Before Bow Tie o’ the Day and I can wreak havoc on Davis County today, we’re jumping in the car to go visit my regular doctor. You see– I am in dire need of re-upping my EpiPen supply. In all the hub-bub of selling the Delta house last year, I didn’t take time to get my yearly EpiPen prescription. My current injectors expired months ago.
The irony of why I need to carry epipens is that I am allergic to bee stings, which is not the best allergy to have when your father is a beekeeper and the bee warehouse is basically in your backyard. Bees around your house make for some tense times. Oddly, my allergy didn’t kick in until I was 16. Getting stung was a somewhat regular occurrence in my childhood, with bees as my siblings. It was really no big deal. I even worked in the warehouse sometimes and hung around with Dad in bee yards.

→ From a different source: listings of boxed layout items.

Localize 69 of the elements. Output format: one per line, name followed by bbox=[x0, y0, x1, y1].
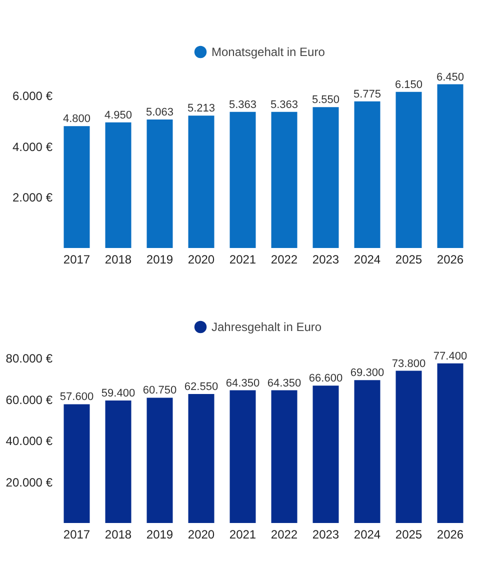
x-tick-label: 2026 bbox=[436, 528, 464, 542]
bar bbox=[396, 92, 422, 248]
data-label: 4.800 bbox=[62, 113, 91, 126]
data-label: 5.363 bbox=[228, 98, 257, 111]
bar bbox=[188, 116, 214, 248]
y-tick-label: 60.000 € bbox=[6, 392, 53, 407]
y-tick-label: 6.000 € bbox=[12, 89, 53, 104]
x-tick-label: 2022 bbox=[270, 528, 298, 542]
x-tick-label: 2021 bbox=[229, 252, 256, 266]
bar bbox=[230, 112, 256, 248]
bar bbox=[271, 390, 298, 523]
data-label: 66.600 bbox=[308, 372, 343, 385]
bar bbox=[64, 404, 90, 523]
x-tick-label: 2026 bbox=[436, 252, 464, 266]
data-label: 5.775 bbox=[353, 88, 382, 100]
bar bbox=[271, 112, 298, 248]
y-tick-label: 2.000 € bbox=[12, 190, 53, 205]
bar bbox=[312, 107, 339, 248]
x-tick-label: 2024 bbox=[354, 528, 381, 542]
y-tick-label: 4.000 € bbox=[12, 140, 53, 154]
data-label: 5.363 bbox=[270, 98, 298, 111]
x-tick-label: 2023 bbox=[312, 528, 340, 542]
x-tick-label: 2022 bbox=[270, 252, 298, 266]
bar bbox=[354, 101, 380, 248]
y-tick-label: 40.000 € bbox=[6, 434, 53, 448]
data-label: 62.550 bbox=[184, 380, 218, 393]
data-label: 77.400 bbox=[433, 350, 468, 362]
x-tick-label: 2025 bbox=[395, 252, 422, 266]
data-label: 60.750 bbox=[142, 384, 177, 397]
bar bbox=[354, 380, 380, 523]
bar bbox=[312, 386, 339, 523]
data-label: 64.350 bbox=[226, 377, 260, 390]
bar bbox=[396, 370, 422, 523]
bar bbox=[230, 390, 256, 523]
data-label: 73.800 bbox=[392, 358, 426, 370]
legend-label: Jahresgehalt in Euro bbox=[212, 320, 322, 334]
bar bbox=[437, 363, 464, 523]
x-tick-label: 2018 bbox=[104, 528, 132, 542]
bar bbox=[146, 398, 173, 523]
data-label: 57.600 bbox=[60, 391, 94, 404]
data-label: 6.450 bbox=[436, 71, 464, 84]
legend-label: Monatsgehalt in Euro bbox=[212, 45, 326, 59]
data-label: 64.350 bbox=[267, 377, 302, 390]
bar bbox=[105, 400, 132, 523]
x-tick-label: 2020 bbox=[188, 528, 215, 542]
x-tick-label: 2019 bbox=[146, 252, 174, 266]
x-tick-label: 2018 bbox=[104, 252, 132, 266]
x-tick-label: 2023 bbox=[312, 252, 340, 266]
data-label: 6.150 bbox=[394, 78, 423, 91]
data-label: 59.400 bbox=[101, 387, 136, 400]
x-tick-label: 2020 bbox=[188, 252, 215, 266]
x-tick-label: 2017 bbox=[63, 528, 90, 542]
data-label: 5.063 bbox=[146, 106, 174, 118]
x-tick-label: 2017 bbox=[63, 252, 90, 266]
bar bbox=[437, 84, 464, 248]
bar bbox=[146, 119, 173, 248]
y-tick-label: 80.000 € bbox=[6, 352, 53, 366]
bar bbox=[105, 122, 132, 248]
data-label: 5.213 bbox=[187, 102, 216, 115]
x-tick-label: 2021 bbox=[229, 528, 256, 542]
bar bbox=[188, 394, 214, 523]
x-tick-label: 2025 bbox=[395, 528, 422, 542]
data-label: 4.950 bbox=[104, 109, 132, 122]
x-tick-label: 2024 bbox=[354, 252, 381, 266]
bar bbox=[64, 126, 90, 248]
y-tick-label: 20.000 € bbox=[6, 475, 53, 490]
x-tick-label: 2019 bbox=[146, 528, 174, 542]
data-label: 69.300 bbox=[350, 367, 384, 380]
data-label: 5.550 bbox=[312, 94, 340, 106]
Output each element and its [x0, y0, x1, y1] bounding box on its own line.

But the summer I was 16, I was wrangling some hollyhocks growing up against our house, and I got stung by a bee who was enjoying the ‘hocks. A couple of minutes later, I couldn’t stop sneezing. I decided to settle my sneezing by lying down on the couch with a cold rag on my forehead. I had a hard time catching my breath, and when Mom saw me she asked why I was turning blue. That’s when I connected how I was feeling to the bee sting. I hadn’t even considered a sting being the cause of how I felt, because I’d been stung a thousand times before without any problems.
So off we went to the old Delta Hospital. I was not breathing well at all. My appendages were swelling up. My eyelids swelled up to the point I couldn’t open them. It was all EpiPens, all the time from that point on. But I did get four shoes– sort of– out of my bee sting hospital visit. Apparently, when I got into the ER, the nurses needed to take off my shoes. When they couldn’t get my Nike’s off my swollen feet, they cut them off me. Thus, two shoes became four partial shoes.
But at least I was excused from helping Dad in the warehouse or in bee yards ever again.